Flu Shot? COVID-19 Booster? Get ’em Both, Expert Says
COVID-19 vaccinations. Flu shot. Another COVID-19 booster shot. Is it all too many shots? It could be for Granite Staters who aren't exactly running to get their shots.
State epidemiologist Dr. Benjamin Chan told WMUR that less than 10% of those eligible for the omicron-specific COVID booster shot have taken it so far.
The CDC recommends that anyone 12 or older who completed their COVID-19 primary series or received a booster dose at least two months ago get the updated booster. It is available at COVID-19 vaccination centers, including pharmacies and urgent care centers. Locations can be found at vaccines.nh.gov.
Martha Wassell, Wentworth-Douglass Hospital's Director of Infection Prevention, believes the public may be tired of the constant calls for vaccinations, but needs to get past the fatigue.
"I think what we come down to is that individuals are tired of going back to get vaccinated again. They believe that the severity of COVID is not worthy of vaccination at this point. And, to a lesser extent, I think there are some who have doubts related to the updated vaccine's efficacy or safety," Wassell told Seacoast Current.
COVID-19 is Still Present
While mask wearing has become the exception rather than the rule, and most people have no qualms about going to concerts and being with others in settings large and small, COVID-19 is still present and mutating into new variants. People are still being admitted into hospitals, although not at nearly the rates of the pandemic.

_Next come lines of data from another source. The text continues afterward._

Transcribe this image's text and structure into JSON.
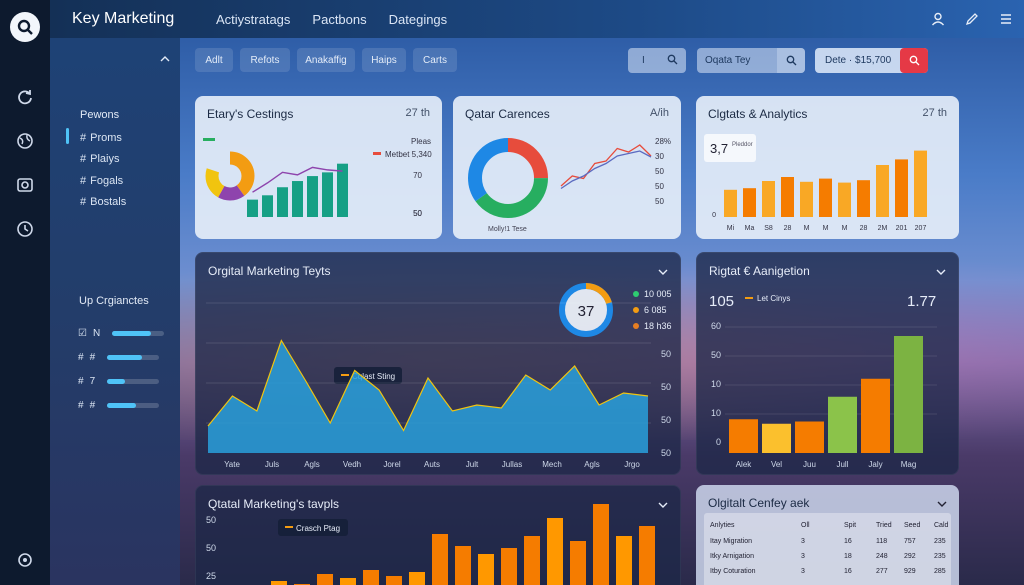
{
  "app": {
    "title": "Key Marketing"
  },
  "topnav": [
    "Actiystratags",
    "Pactbons",
    "Dategings"
  ],
  "toolbar": {
    "tabs": [
      "Adlt",
      "Refots",
      "Anakaffig",
      "Haips",
      "Carts"
    ],
    "search1_value": "I",
    "search2_value": "Oqata Tey",
    "date_value": "Dete · $15,700"
  },
  "sidebar": {
    "section1_title": "Pewons",
    "items": [
      {
        "icon": "#",
        "label": "Proms"
      },
      {
        "icon": "#",
        "label": "Plaiys"
      },
      {
        "icon": "#",
        "label": "Fogals"
      },
      {
        "icon": "#",
        "label": "Bostals"
      }
    ],
    "section2_title": "Up Crgianctes",
    "bar_items": [
      {
        "icon": "☑",
        "label": "N",
        "fill": 0.75
      },
      {
        "icon": "#",
        "label": "#",
        "fill": 0.68
      },
      {
        "icon": "#",
        "label": "7",
        "fill": 0.35
      },
      {
        "icon": "#",
        "label": "#",
        "fill": 0.55
      }
    ]
  },
  "cards": {
    "c1": {
      "title": "Etary's Cestings",
      "badge": "27 th",
      "legend1": "Pleas",
      "legend2": "Metbet 5,340"
    },
    "c2": {
      "title": "Qatar Carences",
      "badge": "A/ih",
      "caption": "Molly!1 Tese"
    },
    "c3": {
      "title": "Clgtats & Analytics",
      "badge": "27 th",
      "stat": "3,7",
      "stat_note": "Pleddor",
      "xlabels": [
        "Mi",
        "Ma",
        "S8",
        "28",
        "M",
        "M",
        "M",
        "28",
        "2M",
        "201",
        "207"
      ]
    },
    "c4": {
      "title": "Orgital Marketing Teyts",
      "annotation": "Cqlast Sting",
      "gauge": "37",
      "legend": [
        {
          "color": "#2ecc71",
          "label": "10 005"
        },
        {
          "color": "#f39c12",
          "label": "6 085"
        },
        {
          "color": "#e67e22",
          "label": "18 h36"
        }
      ],
      "xlabels": [
        "Yate",
        "Juls",
        "Agls",
        "Vedh",
        "Jorel",
        "Auts",
        "Jult",
        "Jullas",
        "Mech",
        "Agls",
        "Jrgo"
      ]
    },
    "c5": {
      "title": "Rigtat € Aanigetion",
      "stat_left": "105",
      "stat_note": "Let Cinys",
      "stat_right": "1.77",
      "xlabels": [
        "Alek",
        "Vel",
        "Juu",
        "Jull",
        "Jaly",
        "Mag"
      ]
    },
    "c6": {
      "title": "Qtatal Marketing's tavpls",
      "annotation": "Crasch Ptag"
    },
    "c7": {
      "title": "Olgitalt Cenfey aek",
      "headers": [
        "Anlyties",
        "Oll",
        "Spit",
        "Tried",
        "Seed",
        "Cald"
      ],
      "rows": [
        [
          "Itay Migration",
          "3",
          "16",
          "118",
          "757",
          "235"
        ],
        [
          "Itky Arnigation",
          "3",
          "18",
          "248",
          "292",
          "235"
        ],
        [
          "Itby Coturation",
          "3",
          "16",
          "277",
          "929",
          "285"
        ]
      ]
    }
  },
  "chart_data": [
    {
      "type": "bar",
      "title": "Etary's Cestings",
      "values": [
        28,
        35,
        48,
        58,
        66,
        72,
        86
      ],
      "line": [
        40,
        55,
        72,
        68,
        80,
        76,
        74
      ],
      "yticks": [
        "70",
        "50",
        "50"
      ],
      "ylim": [
        0,
        100
      ]
    },
    {
      "type": "pie",
      "title": "Qatar Carences",
      "slices": [
        {
          "value": 25,
          "color": "#e74c3c"
        },
        {
          "value": 40,
          "color": "#27ae60"
        },
        {
          "value": 35,
          "color": "#1e88e5"
        }
      ],
      "series": [
        {
          "color": "#e74c3c",
          "values": [
            10,
            30,
            25,
            55,
            60,
            85,
            78,
            92,
            70
          ]
        },
        {
          "color": "#5c6bc0",
          "values": [
            5,
            20,
            30,
            45,
            55,
            70,
            75,
            80,
            68
          ]
        }
      ],
      "yticks": [
        "28%",
        "30",
        "50",
        "50",
        "50"
      ]
    },
    {
      "type": "bar",
      "title": "Clgtats & Analytics",
      "values": [
        34,
        36,
        45,
        50,
        44,
        48,
        43,
        46,
        65,
        72,
        83
      ],
      "ylim": [
        0,
        100
      ],
      "yticks": [
        "0"
      ]
    },
    {
      "type": "area",
      "title": "Orgital Marketing Teyts",
      "values": [
        18,
        38,
        28,
        75,
        48,
        20,
        55,
        42,
        15,
        50,
        28,
        32,
        30,
        52,
        42,
        58,
        32,
        40,
        38
      ],
      "yticks": [
        "50",
        "50",
        "50",
        "50"
      ],
      "ylim": [
        0,
        100
      ]
    },
    {
      "type": "bar",
      "title": "Rigtat € Aanigetion",
      "categories": [
        "Alek",
        "Vel",
        "Juu",
        "Jull",
        "Jaly",
        "Mag"
      ],
      "values": [
        15,
        13,
        14,
        25,
        33,
        52
      ],
      "colors": [
        "#f57c00",
        "#fbc02d",
        "#f57c00",
        "#8bc34a",
        "#f57c00",
        "#7cb342"
      ],
      "yticks": [
        "60",
        "50",
        "10",
        "10",
        "0"
      ],
      "ylim": [
        0,
        60
      ]
    },
    {
      "type": "bar",
      "title": "Qtatal Marketing's tavpls",
      "values": [
        8,
        15,
        12,
        22,
        18,
        26,
        20,
        24,
        62,
        50,
        42,
        48,
        60,
        78,
        55,
        92,
        60,
        70
      ],
      "yticks": [
        "50",
        "50",
        "25"
      ],
      "ylim": [
        0,
        100
      ]
    }
  ]
}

"Without the vaccinations, without the prevention of spread, we're setting ourselves up for additional variants and sub-variants down the road that we just don't know how they're going to respond. I would say at this point, we're in a position where the case severities are relatively low. But that doesn't mean that it's zero," Wassell said.
New Hampshire's weekly COVID-19 report showed 1,671 new positive COVID-19 test results between Thursday, September 29, and Wednesday, October 5. The number could be higher with home test results not being reported to the state. 37 people were hospitalized, with four deaths.
Wassell was recognized as a "COVID-19 Hero" by Wentworth-Douglass President & CEO Jeffrey Hughes at the Greater Dover Chamber of Commerce annual awards dinner in April. She was acknowledged for her work encouraging those inside the hospital and outside to get the COVID-19 vaccination, and she strongly believes in community responsibility.
"We need to work together as a community to protect those who may not be able to mount a good response or may not be able to receive vaccinations for one reason or another," Wassell said. "So, it's not just about our own personal feelings of protection. It's about being a part of society and being responsible for others."
COVID-19 Booster and Flu Shots at the Same Time?
Chan recommends getting the booster and flu shot by the end of October as the weather takes a serious turn towards cold. Getting them together is okay, according to Wassell.
"You can get both on the same day. And actually, you should for reasons of simplicity. You're gonna be there anyway, your sleeve's gonna be rolled up anyway. Get both shots, one on each arm, and call it a day," Wassell said.
Post-shots, one could experience a low-grade fever and generally not feel well for 24 hours after either vaccine along with a sore arm.
If the flu season in the southern hemisphere is any indication, it will be a bad season for the United States. The number of cases went from under 1,000 cases last year to 225,000 this year, according to Wassell.
"Typically, what we experience is reflective of what they go through the season ahead of us. So I'm encouraging everyone to get their flu shot now, if you can. We're seeing a few pediatric influenza cases. And typically, when you start to see the pediatric cases, the adult cases follow soon thereafter," Wassell said.
Wassell admitted the flu vaccine is not perfect, but believes it's better than nothing.
"On a good year, we may get a good match and some strong efficacy. But studies do show that even with a mismatch and not a great efficient vaccine, that there is some protection and some mitigation of the severity of the disease in those who received the shot," Wassell said.
It's also a good idea to go back to the basic preventative measures that went into place during the COVID-19 pandemic, including hand washing, social distancing, and staying home if you feel unwell.